Why should only Christians be welcomed to receive Communion? Because the communion meal is an outward symbol of an inward reality. A wedding ring doesn’t make you married, it merely symbolizes that you are married. In the same way, Communion doesn’t make you a Christian, but symbolizes that you are. Therefore, the non-Christians who attend are worship services are invited to receive Jesus, and then (after they make their profession of faith public through baptism), the next time we celebrate communion they’re welcome to receive it with us. It makes little sense for a non-believer to partake in a symbol of Jesus’ body and blood if they haven’t received the real thing. Much like it makes little sense to wear a wedding ring before you’re married.
Why should only baptized Christians be welcomed to receive Communion? This one’s a little trickier to unpack. The Old Covenant with Israel featured two symbols that said to the world “I am a part of God’s covenant community.” These two symbols were circumcision and the Passover meal.
If a Gentile wanted to join the covenant community of Israel, he could do so first by receiving the initiating symbol of circumcision then by receiving the renewal symbol of the Passover (Exodus 12:43-49). What God’s people couldn’t do was reverse the order. Circumcision was the sign that said “I am a part of God’s covenant community,” an initiating symbol, and Passover was the sign that said “I am still a part of God’s covenant community,” a renewal symbol.
Think of it this way: you wouldn’t have a ceremony to renew your vows with your spouse unless you had made the vows in the first place. Circumcision was like the recitation of vows on your wedding day, and the Passover meal was like the vow renewal ceremony.
In the New Covenant, baptism becomes the new initiating symbol (like circumcision in the Old Covenant, see Colossians 2:11-12) and the Lord’s Supper becomes the new renewal symbol (like the Passover in the Old Covenant, see Luke 22:14-20). In other words, baptism is the symbol that shows the world you are a Christian and the Lord’s Supper is the symbol that shows the world you’re still a Christian.
That’s why unbaptized Christians are not welcome to receive the Lord’s Supper. Not because they’re inferior, but because it makes little sense to renew your vows before you’ve made them in the first place.
Some are welcome to church membership. Even though everyone is welcome to attend our worship services, and baptized Christians are welcome to receive Communion, the circle of those we welcome into membership is even narrower. Why? Because we only welcome into church membership baptized Christians who agree to submit to the love and leadership of the church (Hebrews 10:23-25; Hebrews 13:17).
Why the additional requirement? Because a local church is the place where we care for another as family (Galatians 6:1-10).

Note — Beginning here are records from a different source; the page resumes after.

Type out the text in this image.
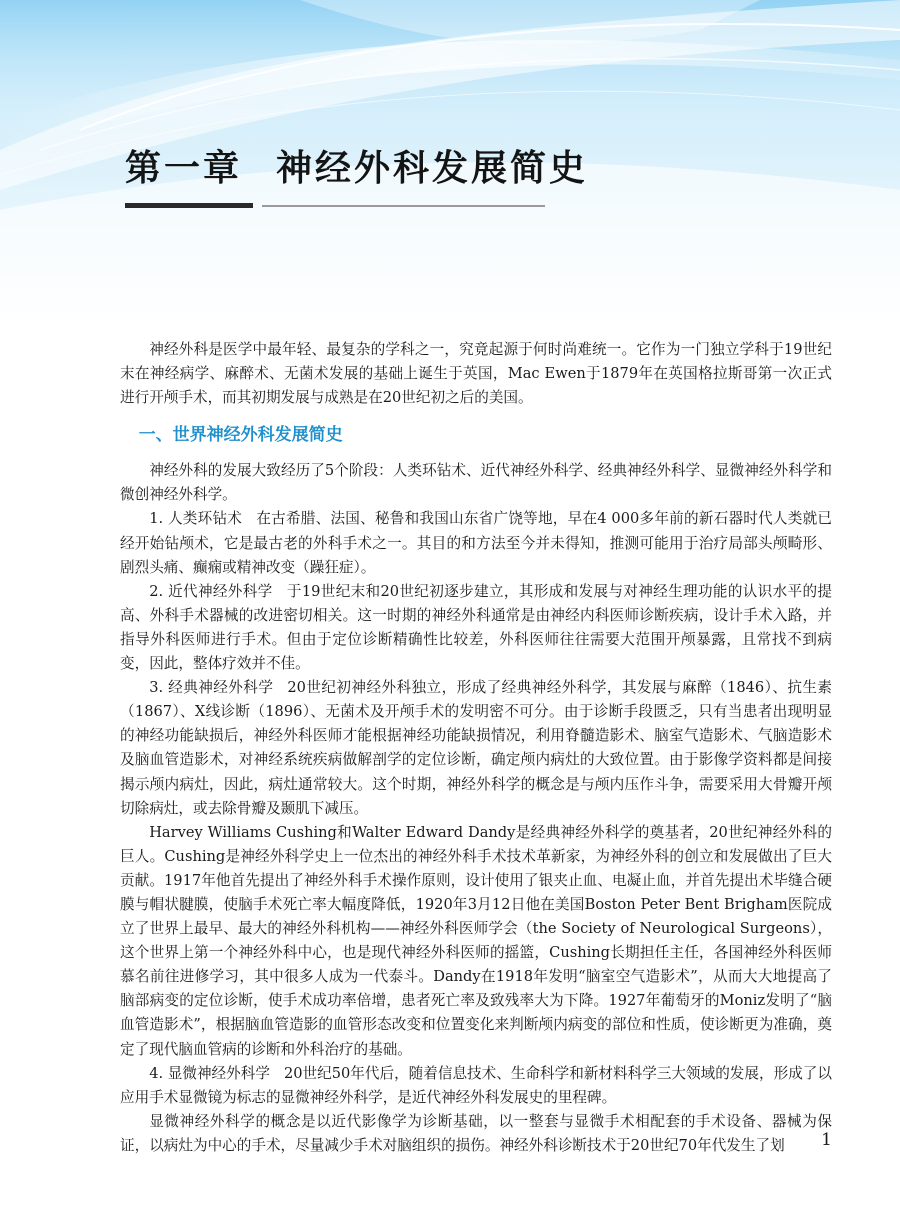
第一章 神经外科发展简史

神经外科是医学中最年轻、最复杂的学科之一，究竟起源于何时尚难统一。它作为一门独立学科于19世纪末在神经病学、麻醉术、无菌术发展的基础上诞生于英国，Mac Ewen于1879年在英国格拉斯哥第一次正式进行开颅手术，而其初期发展与成熟是在20世纪初之后的美国。

一、世界神经外科发展简史

神经外科的发展大致经历了5个阶段：人类环钻术、近代神经外科学、经典神经外科学、显微神经外科学和微创神经外科学。

1. 人类环钻术 在古希腊、法国、秘鲁和我国山东省广饶等地，早在4 000多年前的新石器时代人类就已经开始钻颅术，它是最古老的外科手术之一。其目的和方法至今并未得知，推测可能用于治疗局部头颅畸形、剧烈头痛、癫痫或精神改变（躁狂症）。

2. 近代神经外科学 于19世纪末和20世纪初逐步建立，其形成和发展与对神经生理功能的认识水平的提高、外科手术器械的改进密切相关。这一时期的神经外科通常是由神经内科医师诊断疾病，设计手术入路，并指导外科医师进行手术。但由于定位诊断精确性比较差，外科医师往往需要大范围开颅暴露，且常找不到病变，因此，整体疗效并不佳。

3. 经典神经外科学 20世纪初神经外科独立，形成了经典神经外科学，其发展与麻醉（1846）、抗生素（1867）、X线诊断（1896）、无菌术及开颅手术的发明密不可分。由于诊断手段匮乏，只有当患者出现明显的神经功能缺损后，神经外科医师才能根据神经功能缺损情况，利用脊髓造影术、脑室气造影术、气脑造影术及脑血管造影术，对神经系统疾病做解剖学的定位诊断，确定颅内病灶的大致位置。由于影像学资料都是间接揭示颅内病灶，因此，病灶通常较大。这个时期，神经外科学的概念是与颅内压作斗争，需要采用大骨瓣开颅切除病灶，或去除骨瓣及颞肌下减压。

Harvey Williams Cushing和Walter Edward Dandy是经典神经外科学的奠基者，20世纪神经外科的巨人。Cushing是神经外科学史上一位杰出的神经外科手术技术革新家，为神经外科的创立和发展做出了巨大贡献。1917年他首先提出了神经外科手术操作原则，设计使用了银夹止血、电凝止血，并首先提出术毕缝合硬膜与帽状腱膜，使脑手术死亡率大幅度降低，1920年3月12日他在美国Boston Peter Bent Brigham医院成立了世界上最早、最大的神经外科机构——神经外科医师学会（the Society of Neurological Surgeons），这个世界上第一个神经外科中心，也是现代神经外科医师的摇篮，Cushing长期担任主任，各国神经外科医师慕名前往进修学习，其中很多人成为一代泰斗。Dandy在1918年发明“脑室空气造影术”，从而大大地提高了脑部病变的定位诊断，使手术成功率倍增，患者死亡率及致残率大为下降。1927年葡萄牙的Moniz发明了“脑血管造影术”，根据脑血管造影的血管形态改变和位置变化来判断颅内病变的部位和性质，使诊断更为准确，奠定了现代脑血管病的诊断和外科治疗的基础。

4. 显微神经外科学 20世纪50年代后，随着信息技术、生命科学和新材料科学三大领域的发展，形成了以应用手术显微镜为标志的显微神经外科学，是近代神经外科发展史的里程碑。

显微神经外科学的概念是以近代影像学为诊断基础，以一整套与显微手术相配套的手术设备、器械为保证，以病灶为中心的手术，尽量减少手术对脑组织的损伤。神经外科诊断技术于20世纪70年代发生了划	1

This includes discipling one another, encouraging one another, confronting one another when necessary, supporting one another, and more. We cannot do any of those things with an individual who is not willing to submit to the love and leadership of the church.
In our context, those baptized Christians who agree to attend our Discover Class and submit to our church covenant are welcomed into church membership.
Some are welcome to church leadership. Everyone is welcome to attend our worship services, baptized Christians are welcome to receive Communion, and baptized Christians who agree to submit to the love and leadership of the church are welcomed into church membership. But the list of those welcomed into church leadership is even narrower. Why? Because Scripture clearly articulates a specific set of qualifications for those serving in the offices of pastor (1 Timothy 3:1-7; Titus 1:5-9) and deacon (1 Timothy 3:8-13).
So who is welcome to Poquoson Baptist Church? The answer is nuanced. All are welcome to attend our gatherings, some are welcome to receive communion, even fewer are welcomed into church membership, and fewer still are welcomed into leadership. Why? Because we are people of the book. We don’t set the rules, we submit to the great Rulemaker who loves us so much He sent His Son to die so we don’t have to.